The goal of `SVM` is to produce a model (based on the training data) which predicts the target values of the test data given only the test data attributes.

### Data Preprocessing

#### Categorical Feature
`SVM requires that each data instance is represented as a vector of real numbers`. Hence, if there are categorical attributes, we first have to convert them into numeric data. We recommend `one-hot-encoding`.

#### Scaling
Scaling before applying `SVM` is very important. The main advantage of scaling is to avoid attributes in greater numeric ranges dominating those in smaller numeric ranges. Another advantage is to avoid numerical difficulties during the calculation. Because kernel values usually depend on the inner products of feature vectors, e.g. the linear kernel and the polynomial kernel, large attribute values might cause numerical problems.

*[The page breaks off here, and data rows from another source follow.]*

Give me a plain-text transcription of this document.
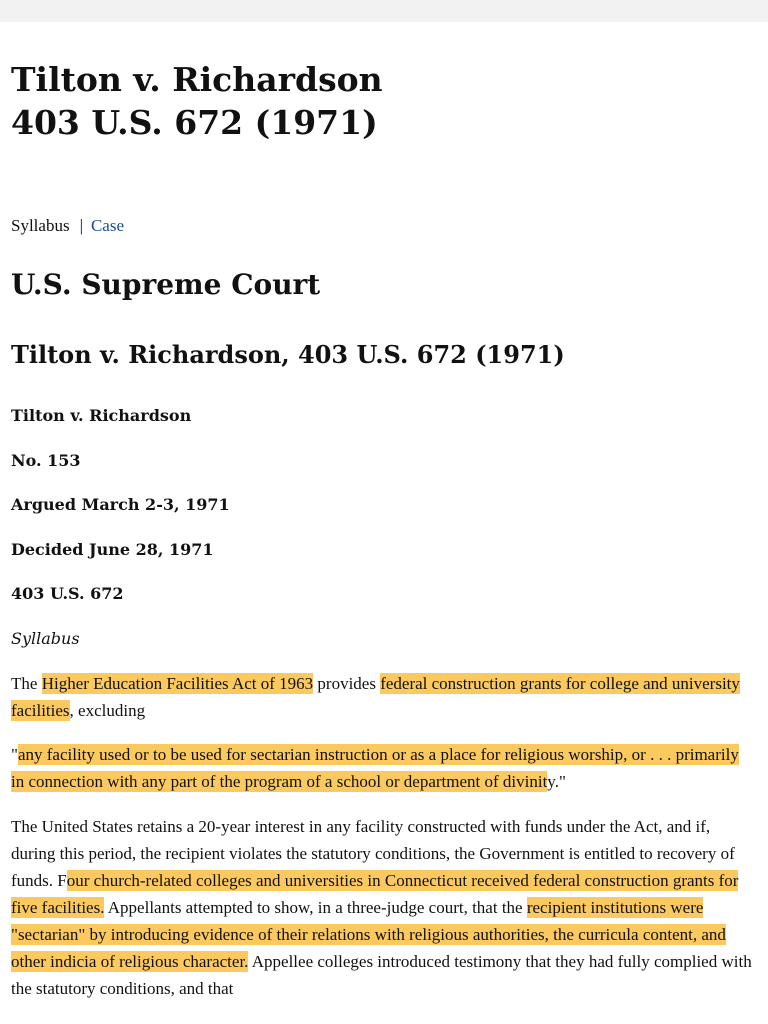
Tilton v. Richardson
403 U.S. 672 (1971)
Syllabus | Case
U.S. Supreme Court
Tilton v. Richardson, 403 U.S. 672 (1971)

Tilton v. Richardson

No. 153

Argued March 2-3, 1971

Decided June 28, 1971

403 U.S. 672

Syllabus

The Higher Education Facilities Act of 1963 provides federal construction grants for college and university facilities, excluding

"any facility used or to be used for sectarian instruction or as a place for religious worship, or . . . primarily in connection with any part of the program of a school or department of divinity."

The United States retains a 20-year interest in any facility constructed with funds under the Act, and if, during this period, the recipient violates the statutory conditions, the Government is entitled to recovery of funds. Four church-related colleges and universities in Connecticut received federal construction grants for five facilities. Appellants attempted to show, in a three-judge court, that the recipient institutions were "sectarian" by introducing evidence of their relations with religious authorities, the curricula content, and other indicia of religious character. Appellee colleges introduced testimony that they had fully complied with the statutory conditions, and that
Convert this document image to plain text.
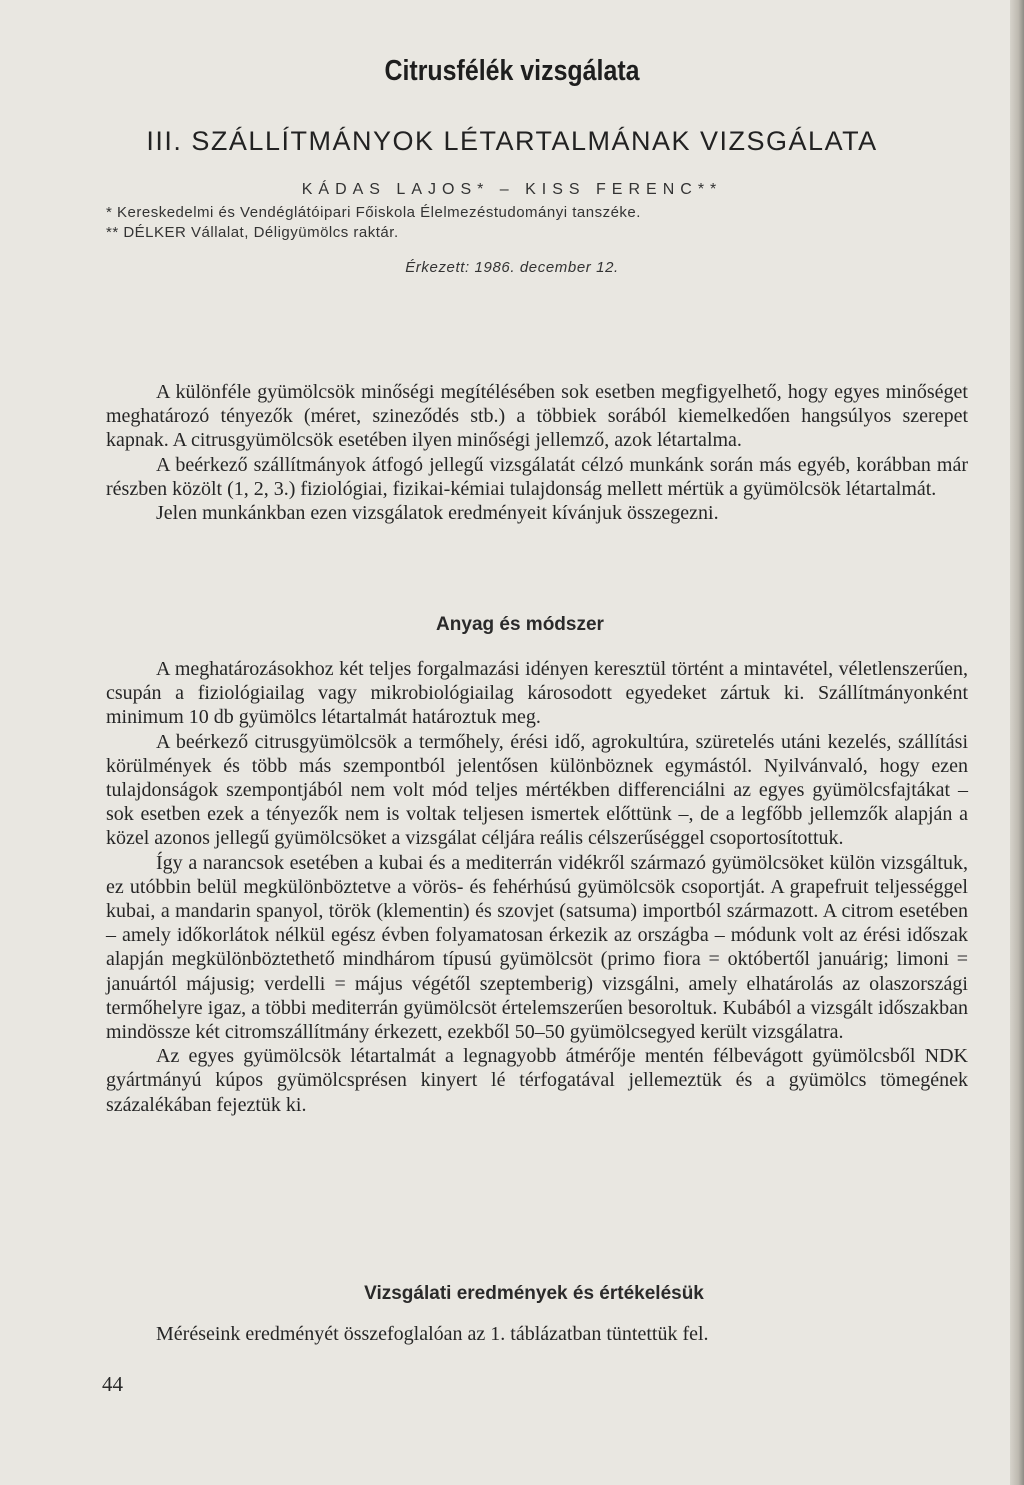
Citrusfélék vizsgálata
III. SZÁLLÍTMÁNYOK LÉTARTALMÁNAK VIZSGÁLATA
KÁDAS LAJOS* – KISS FERENC**
* Kereskedelmi és Vendéglátóipari Főiskola Élelmezéstudományi tanszéke.
** DÉLKER Vállalat, Déligyümölcs raktár.
Érkezett: 1986. december 12.

A különféle gyümölcsök minőségi megítélésében sok esetben megfigyelhető, hogy egyes minőséget meghatározó tényezők (méret, szineződés stb.) a többiek sorából kiemelkedően hangsúlyos szerepet kapnak. A citrusgyümölcsök esetében ilyen minőségi jellemző, azok létartalma.

A beérkező szállítmányok átfogó jellegű vizsgálatát célzó munkánk során más egyéb, korábban már részben közölt (1, 2, 3.) fiziológiai, fizikai-kémiai tulajdonság mellett mértük a gyümölcsök létartalmát.

Jelen munkánkban ezen vizsgálatok eredményeit kívánjuk összegezni.

Anyag és módszer

A meghatározásokhoz két teljes forgalmazási idényen keresztül történt a mintavétel, véletlenszerűen, csupán a fiziológiailag vagy mikrobiológiailag károsodott egyedeket zártuk ki. Szállítmányonként minimum 10 db gyümölcs létartalmát határoztuk meg.

A beérkező citrusgyümölcsök a termőhely, érési idő, agrokultúra, szüretelés utáni kezelés, szállítási körülmények és több más szempontból jelentősen különböznek egymástól. Nyilvánvaló, hogy ezen tulajdonságok szempontjából nem volt mód teljes mértékben differenciálni az egyes gyümölcsfajtákat – sok esetben ezek a tényezők nem is voltak teljesen ismertek előttünk –, de a legfőbb jellemzők alapján a közel azonos jellegű gyümölcsöket a vizsgálat céljára reális célszerűséggel csoportosítottuk.

Így a narancsok esetében a kubai és a mediterrán vidékről származó gyümölcsöket külön vizsgáltuk, ez utóbbin belül megkülönböztetve a vörös- és fehérhúsú gyümölcsök csoportját. A grapefruit teljességgel kubai, a mandarin spanyol, török (klementin) és szovjet (satsuma) importból származott. A citrom esetében – amely időkorlátok nélkül egész évben folyamatosan érkezik az országba – módunk volt az érési időszak alapján megkülönböztethető mindhárom típusú gyümölcsöt (primo fiora = októbertől januárig; limoni = januártól májusig; verdelli = május végétől szeptemberig) vizsgálni, amely elhatárolás az olaszországi termőhelyre igaz, a többi mediterrán gyümölcsöt értelemszerűen besoroltuk. Kubából a vizsgált időszakban mindössze két citromszállítmány érkezett, ezekből 50–50 gyümölcsegyed került vizsgálatra.

Az egyes gyümölcsök létartalmát a legnagyobb átmérője mentén félbevágott gyümölcsből NDK gyártmányú kúpos gyümölcsprésen kinyert lé térfogatával jellemeztük és a gyümölcs tömegének százalékában fejeztük ki.

Vizsgálati eredmények és értékelésük

Méréseink eredményét összefoglalóan az 1. táblázatban tüntettük fel.

44
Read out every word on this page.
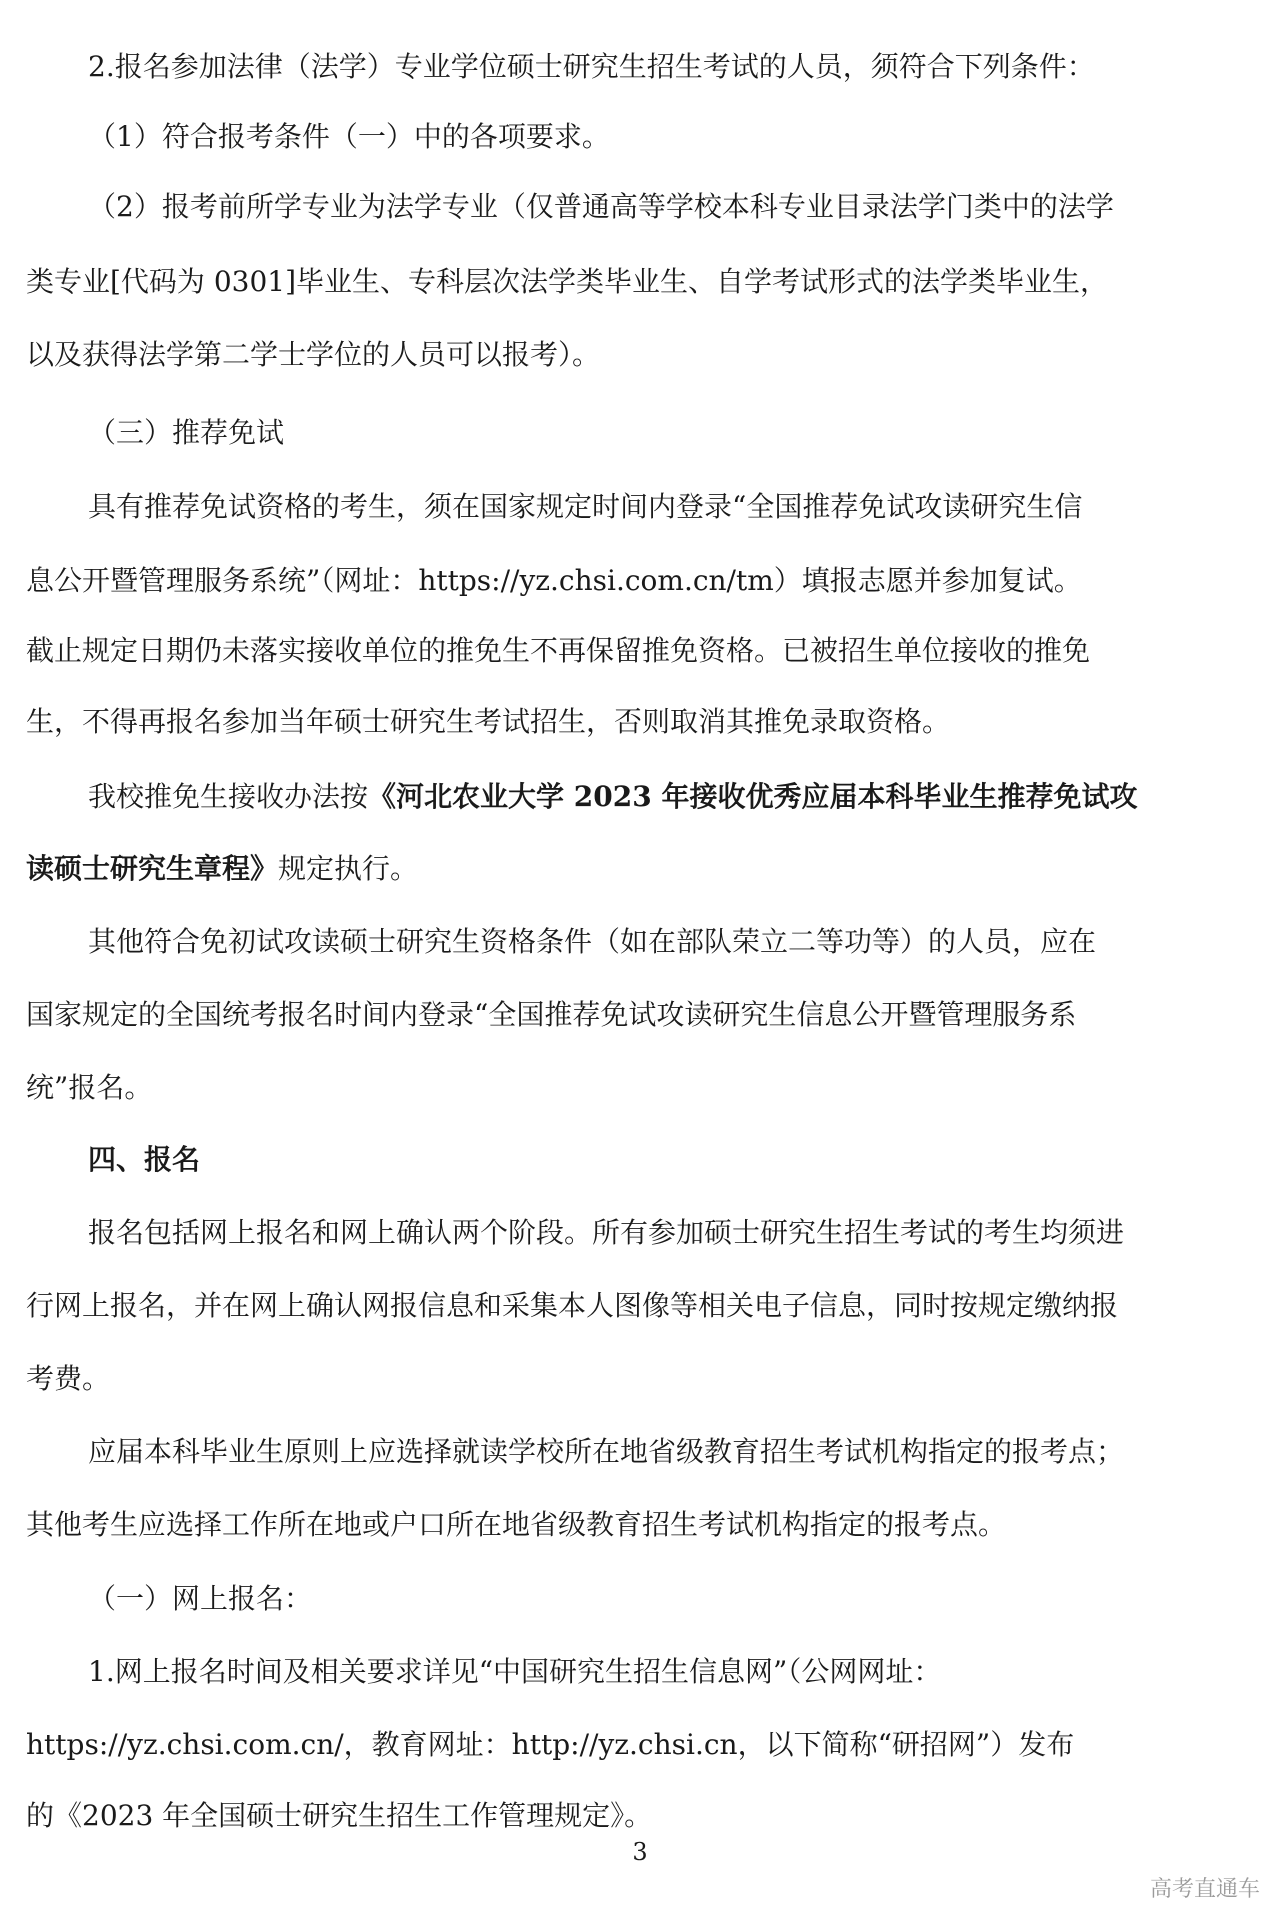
2.报名参加法律（法学）专业学位硕士研究生招生考试的人员，须符合下列条件：
（1）符合报考条件（一）中的各项要求。
（2）报考前所学专业为法学专业（仅普通高等学校本科专业目录法学门类中的法学
类专业[代码为 0301]毕业生、专科层次法学类毕业生、自学考试形式的法学类毕业生，
以及获得法学第二学士学位的人员可以报考）。
（三）推荐免试
具有推荐免试资格的考生，须在国家规定时间内登录“全国推荐免试攻读研究生信
息公开暨管理服务系统”（网址：https://yz.chsi.com.cn/tm）填报志愿并参加复试。
截止规定日期仍未落实接收单位的推免生不再保留推免资格。已被招生单位接收的推免
生，不得再报名参加当年硕士研究生考试招生，否则取消其推免录取资格。
我校推免生接收办法按《河北农业大学 2023 年接收优秀应届本科毕业生推荐免试攻
读硕士研究生章程》规定执行。
其他符合免初试攻读硕士研究生资格条件（如在部队荣立二等功等）的人员，应在
国家规定的全国统考报名时间内登录“全国推荐免试攻读研究生信息公开暨管理服务系
统”报名。
四、报名
报名包括网上报名和网上确认两个阶段。所有参加硕士研究生招生考试的考生均须进
行网上报名，并在网上确认网报信息和采集本人图像等相关电子信息，同时按规定缴纳报
考费。
应届本科毕业生原则上应选择就读学校所在地省级教育招生考试机构指定的报考点；
其他考生应选择工作所在地或户口所在地省级教育招生考试机构指定的报考点。
（一）网上报名：
1.网上报名时间及相关要求详见“中国研究生招生信息网”（公网网址：
https://yz.chsi.com.cn/，教育网址：http://yz.chsi.cn，以下简称“研招网”）发布
的《2023 年全国硕士研究生招生工作管理规定》。
3
高考直通车
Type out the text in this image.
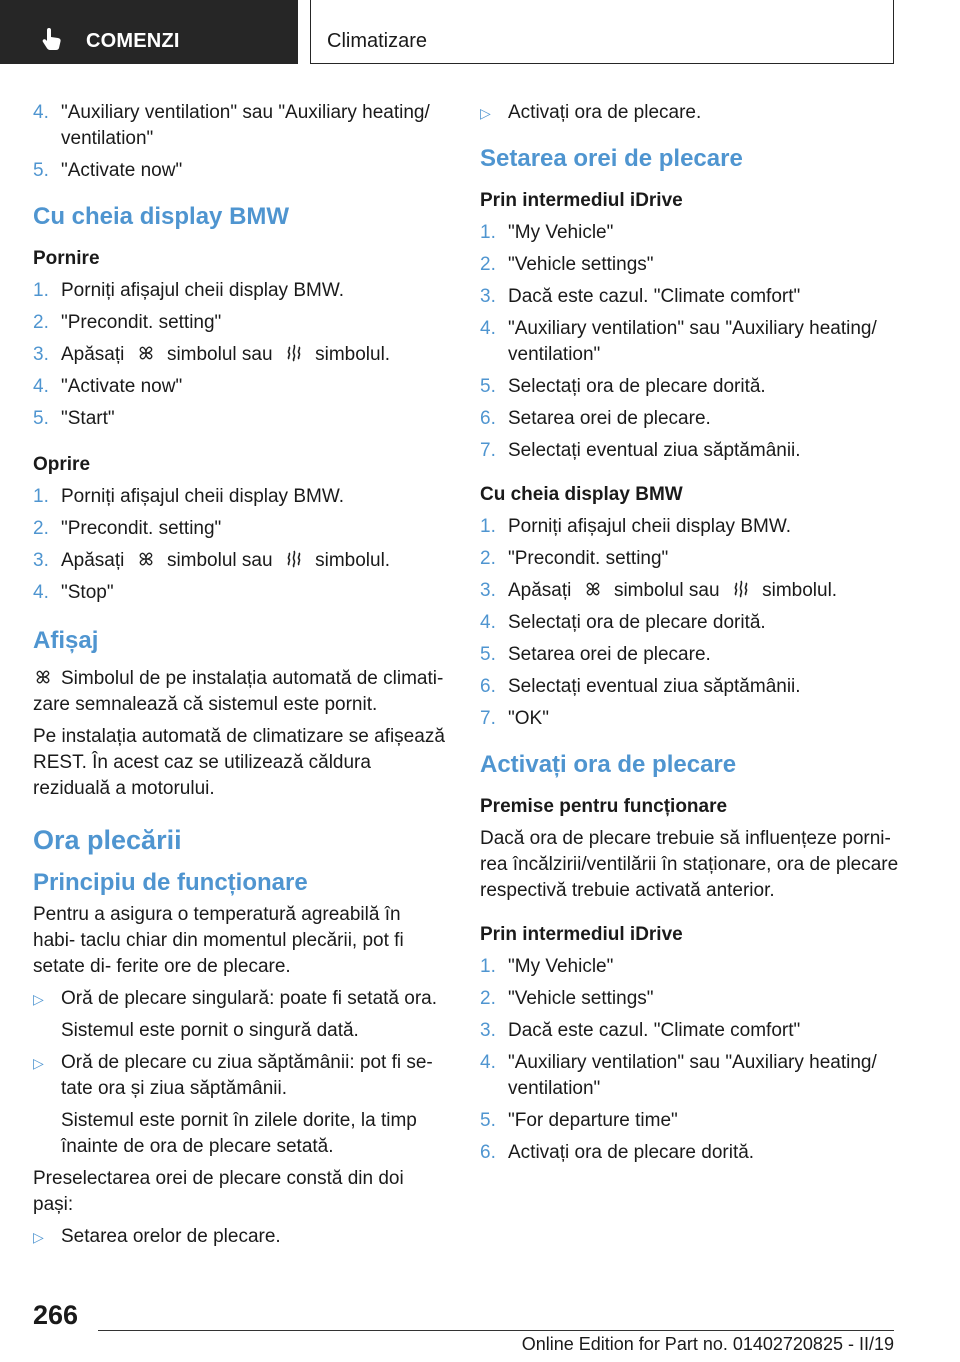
COMENZI	Climatizare
4. "Auxiliary ventilation" sau "Auxiliary heating/ ventilation"
5. "Activate now"
Cu cheia display BMW
Pornire
1. Porniți afișajul cheii display BMW.
2. "Precondit. setting"
3. Apăsați simbolul sau simbolul.
4. "Activate now"
5. "Start"
Oprire
1. Porniți afișajul cheii display BMW.
2. "Precondit. setting"
3. Apăsați simbolul sau simbolul.
4. "Stop"
Afișaj
Simbolul de pe instalația automată de climati‐ zare semnalează că sistemul este pornit.
Pe instalația automată de climatizare se afișează REST. În acest caz se utilizează căldura reziduală a motorului.
Ora plecării
Principiu de funcționare
Pentru a asigura o temperatură agreabilă în habi‐ taclu chiar din momentul plecării, pot fi setate di‐ ferite ore de plecare.
▷ Oră de plecare singulară: poate fi setată ora.
Sistemul este pornit o singură dată.
▷ Oră de plecare cu ziua săptămânii: pot fi se‐ tate ora și ziua săptămânii.
Sistemul este pornit în zilele dorite, la timp înainte de ora de plecare setată.
Preselectarea orei de plecare constă din doi pași:
▷ Setarea orelor de plecare.
▷ Activați ora de plecare.
Setarea orei de plecare
Prin intermediul iDrive
1. "My Vehicle"
2. "Vehicle settings"
3. Dacă este cazul. "Climate comfort"
4. "Auxiliary ventilation" sau "Auxiliary heating/ ventilation"
5. Selectați ora de plecare dorită.
6. Setarea orei de plecare.
7. Selectați eventual ziua săptămânii.
Cu cheia display BMW
1. Porniți afișajul cheii display BMW.
2. "Precondit. setting"
3. Apăsați simbolul sau simbolul.
4. Selectați ora de plecare dorită.
5. Setarea orei de plecare.
6. Selectați eventual ziua săptămânii.
7. "OK"
Activați ora de plecare
Premise pentru funcționare
Dacă ora de plecare trebuie să influențeze porni‐ rea încălzirii/ventilării în staționare, ora de plecare respectivă trebuie activată anterior.
Prin intermediul iDrive
1. "My Vehicle"
2. "Vehicle settings"
3. Dacă este cazul. "Climate comfort"
4. "Auxiliary ventilation" sau "Auxiliary heating/ ventilation"
5. "For departure time"
6. Activați ora de plecare dorită.
266
Online Edition for Part no. 01402720825 - II/19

We recommend linearly scaling each attribute to the range [−1, +1] or [0, 1]. Of course we have to use the same method to scale both training and testing data.

## References
- [LIBSVM](https://www.csie.ntu.edu.tw/~cjlin/libsvm/)
- [A Practical Guide to Support Vector Classification](https://www.csie.ntu.edu.tw/~cjlin/papers/guide/guide.pdf) - The `support vector machine (SVM)` is a popular classification technique. However, beginners who are not familiar with SVM often get unsatisfactory
results since they miss some easy but significant steps. In this guide, we propose
a simple procedure which usually gives reasonable results.